To make matters worse, some Orthodox Jews felt unfairly singled out when Governor Andrew Cuomo and Mayor Bill de Blasio called out wedding parties, funerals and other gatherings held during the height of the pandemic.

“They felt very targeted,” said Minkin. “That flares up distrust even more.”

That has hindered vaccinations, said Nesha Abramson, director of community health outreach at Vaad Refuah, a community organization in Midwood, where the vaccination rate is 38%.

“We need to stop treating folks who are hesitant as ‘out there’ and nuts,” she said. 

The Last Mile

Scheduling, logistics and accessibility are the other keys to reaching more New Yorkers. Sometimes it’s a matter of a mobile vaccination site sitting in the same place for more than a day. Other times, it’s ensuring that vaccine information is translated into other languages. 

The city says it’s spent more than $60 million on advertising and promoting the vaccine on subways, television and radio. 

Even the city’s recent $100 incentive had its hiccups. At a vaccination site at the Mosholu Library in the Bronx, an area where about 44% are fully vaccinated, some people showed up expecting cash or a gift card.

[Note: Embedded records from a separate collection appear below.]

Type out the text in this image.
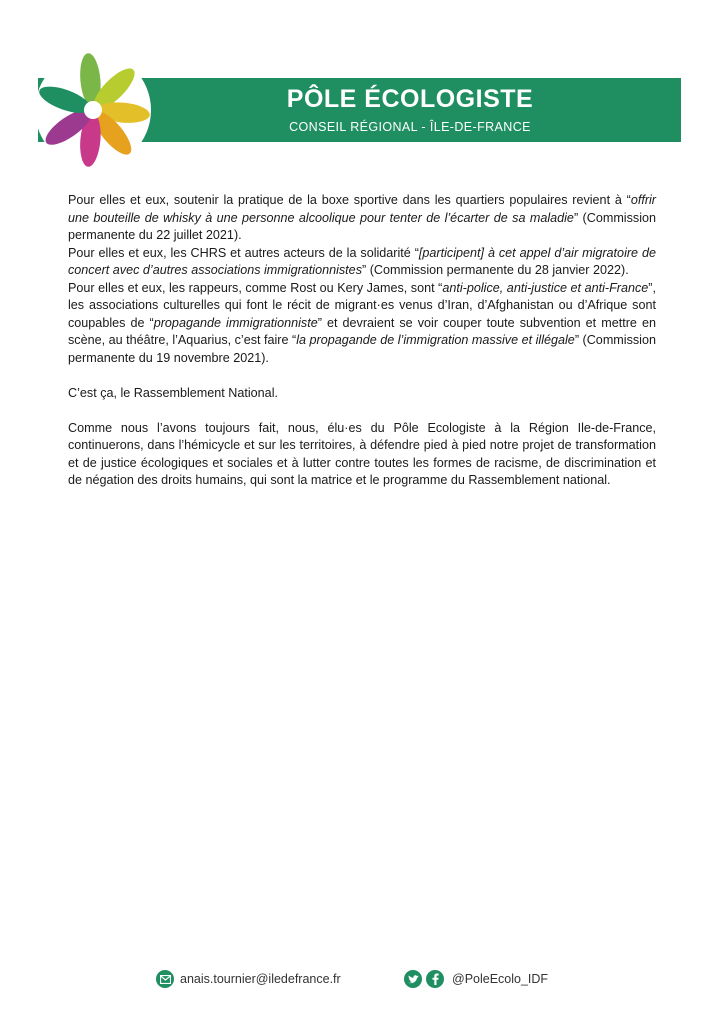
PÔLE ÉCOLOGISTE
CONSEIL RÉGIONAL - ÎLE-DE-FRANCE

Pour elles et eux, soutenir la pratique de la boxe sportive dans les quartiers populaires revient à “offrir une bouteille de whisky à une personne alcoolique pour tenter de l’écarter de sa maladie” (Commission permanente du 22 juillet 2021).

Pour elles et eux, les CHRS et autres acteurs de la solidarité “[participent] à cet appel d’air migratoire de concert avec d’autres associations immigrationnistes” (Commission permanente du 28 janvier 2022).

Pour elles et eux, les rappeurs, comme Rost ou Kery James, sont “anti-police, anti-justice et anti-France”, les associations culturelles qui font le récit de migrant·es venus d’Iran, d’Afghanistan ou d’Afrique sont coupables de “propagande immigrationniste” et devraient se voir couper toute subvention et mettre en scène, au théâtre, l’Aquarius, c’est faire “la propagande de l’immigration massive et illégale” (Commission permanente du 19 novembre 2021).

C’est ça, le Rassemblement National.

Comme nous l’avons toujours fait, nous, élu·es du Pôle Ecologiste à la Région Ile-de-France, continuerons, dans l’hémicycle et sur les territoires, à défendre pied à pied notre projet de transformation et de justice écologiques et sociales et à lutter contre toutes les formes de racisme, de discrimination et de négation des droits humains, qui sont la matrice et le programme du Rassemblement national.

anais.tournier@iledefrance.fr	@PoleEcolo_IDF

They were disappointed to have to register for a pre-paid debit card online, said Nikki Edwards, a nurse who has given hundreds of shots as part of the city’s vaccine program.

“It actually discouraged people to the point where they don’t take the vaccine,” she said Saturday. “Elderly people don’t have time or sophistication to access it and young people want the money now. Several families showed up with kids as young as 12 and protested when they heard you have to be 18 to get the money.”

Still, there are signs that more people are getting on board with vaccination. On Friday, the day after the $100 incentive was announced, 14,370 New Yorkers got their first dose — the most since June 4. 

For others, money won’t be the motivator. Starting Aug. 16, New Yorkers will be required to present proof of vaccination for indoor activities including dining, working out at the gym and seeing shows. 

“The last miles are often the hardest,” said Chokshi. “Some people who may be a ‘no’ today will see everyone else getting vaccinated. Maybe their place of employment will require it. Maybe some of their daily activities will require proof of vaccination, and we’ll get to more and more.”